U.N. investigators will examine soil samples collected by Western intelligence agencies and enter Syrian refugee camps to assess whether Syrian President Bashar Assad used sarin gas against his opponents, The Guardian of Britain reported.
"The secretary-general [Ban Ki-moon]'s position is that, at this time, the mission should investigate the allegations pertaining to incidents in Aleppo and Homs. While awaiting access to the Syrian territory, the experts of the mission are studying the information on the alleged incidents of the use of chemical weapons provided to them by member states," Jeffrey Feltman, U.N. undersecretary for political affairs, said Wednesday.

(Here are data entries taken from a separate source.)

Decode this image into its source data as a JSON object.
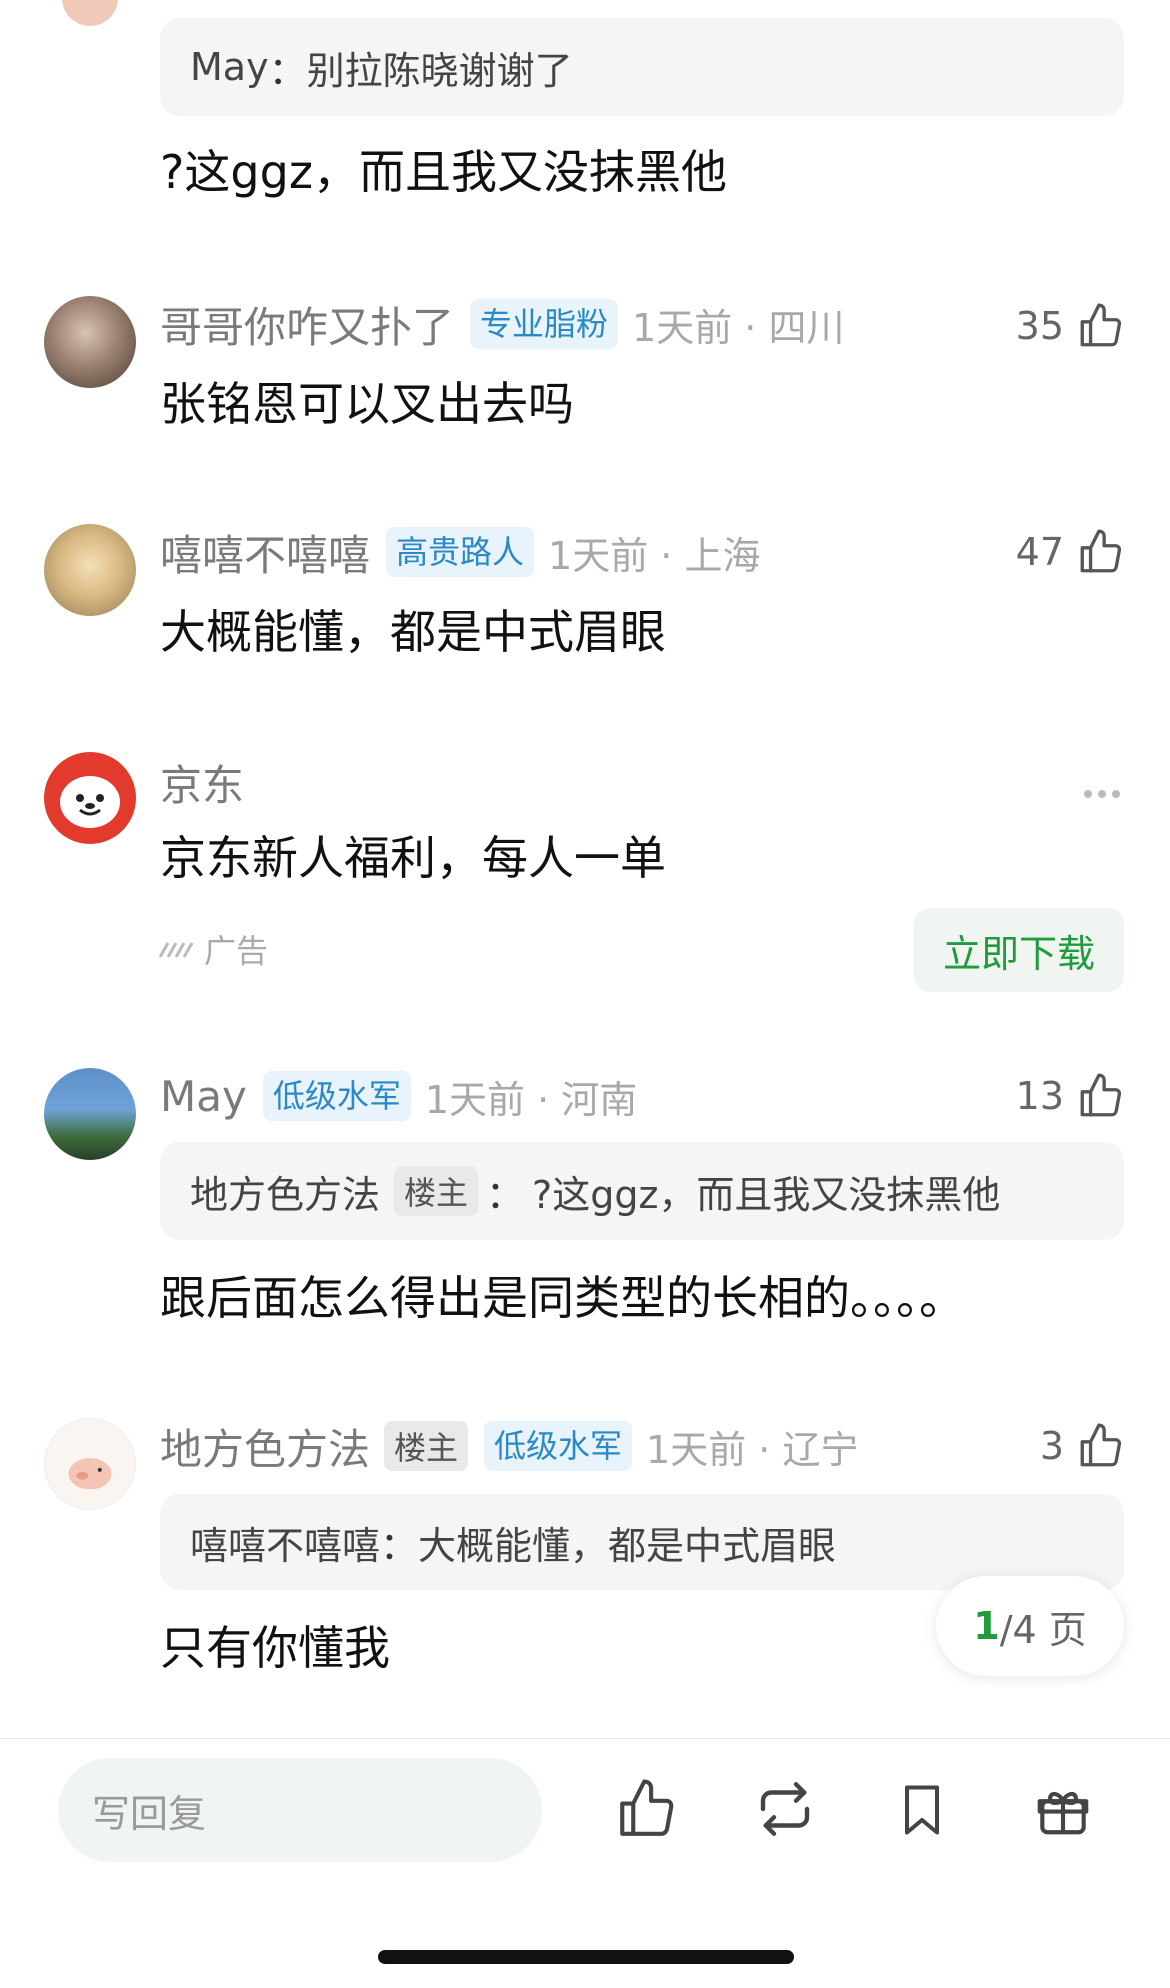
{
  "thread": {
    "top_quote": {
      "name": "May",
      "sep": "：",
      "text": "别拉陈晓谢谢了"
    },
    "top_body": "?这ggz，而且我又没抹黑他"
  },
  "comments": [
    {
      "user": "哥哥你咋又扑了",
      "badge": "专业脂粉",
      "meta": "1天前 · 四川",
      "likes": "35",
      "text": "张铭恩可以叉出去吗"
    },
    {
      "user": "嘻嘻不嘻嘻",
      "badge": "高贵路人",
      "meta": "1天前 · 上海",
      "likes": "47",
      "text": "大概能懂，都是中式眉眼"
    },
    {
      "user": "May",
      "badge": "低级水军",
      "meta": "1天前 · 河南",
      "likes": "13",
      "quote": {
        "name": "地方色方法",
        "op_tag": "楼主",
        "sep": "：",
        "text": "?这ggz，而且我又没抹黑他"
      },
      "text": "跟后面怎么得出是同类型的长相的。。。。"
    },
    {
      "user": "地方色方法",
      "op_tag": "楼主",
      "badge": "低级水军",
      "meta": "1天前 · 辽宁",
      "likes": "3",
      "quote": {
        "name": "嘻嘻不嘻嘻",
        "sep": "：",
        "text": "大概能懂，都是中式眉眼"
      },
      "text": "只有你懂我"
    }
  ],
  "ad": {
    "advertiser": "京东",
    "text": "京东新人福利，每人一单",
    "label": "广告",
    "cta": "立即下载"
  },
  "pager": {
    "current": "1",
    "total": "/4 页"
  },
  "bottom_bar": {
    "reply_placeholder": "写回复"
  },
  "colors": {
    "accent_green": "#1f9c3c",
    "badge_blue": "#2b8ac6"
  },
  "icons": [
    "thumb-up-icon",
    "repost-icon",
    "bookmark-icon",
    "gift-icon",
    "more-icon",
    "ad-logo-icon"
  ]
}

The U.N. investigators were held in Cyprus as they awaited to enter into Syria. Assad initially said the group would be allowed to enter his country but later denied them access.
"While we would like the investigation to go ahead in Syria ... we are hopeful that the investigation team will still be able to undertake elements of the investigation even without access to Syria. This could include conducting interviews in refugee camps," said a Security Council official.
U.S. President Barack Obama has said the use of chemical weapons in Syria would cross a "red line," but has not yet joined Britain, France and Israel, who claim to have evidence that chemical weapons have been used in Aleppo and Homs.
"There is no doubt that sarin has been used," said a British government official, adding that in Syria, the gas has been used "in small areas and small groups of people."
U.S. Defense Secretary Chuck Hagel played down British, French and Israeli conclusions during a visit in Egypt.
"Suspicions are one thing. Evidence is another. And that's not at all questioning other nations' intelligence, but the United States relies on its own intelligence. So until I can see that intelligence, I really don't have anything else to say," Hagel said.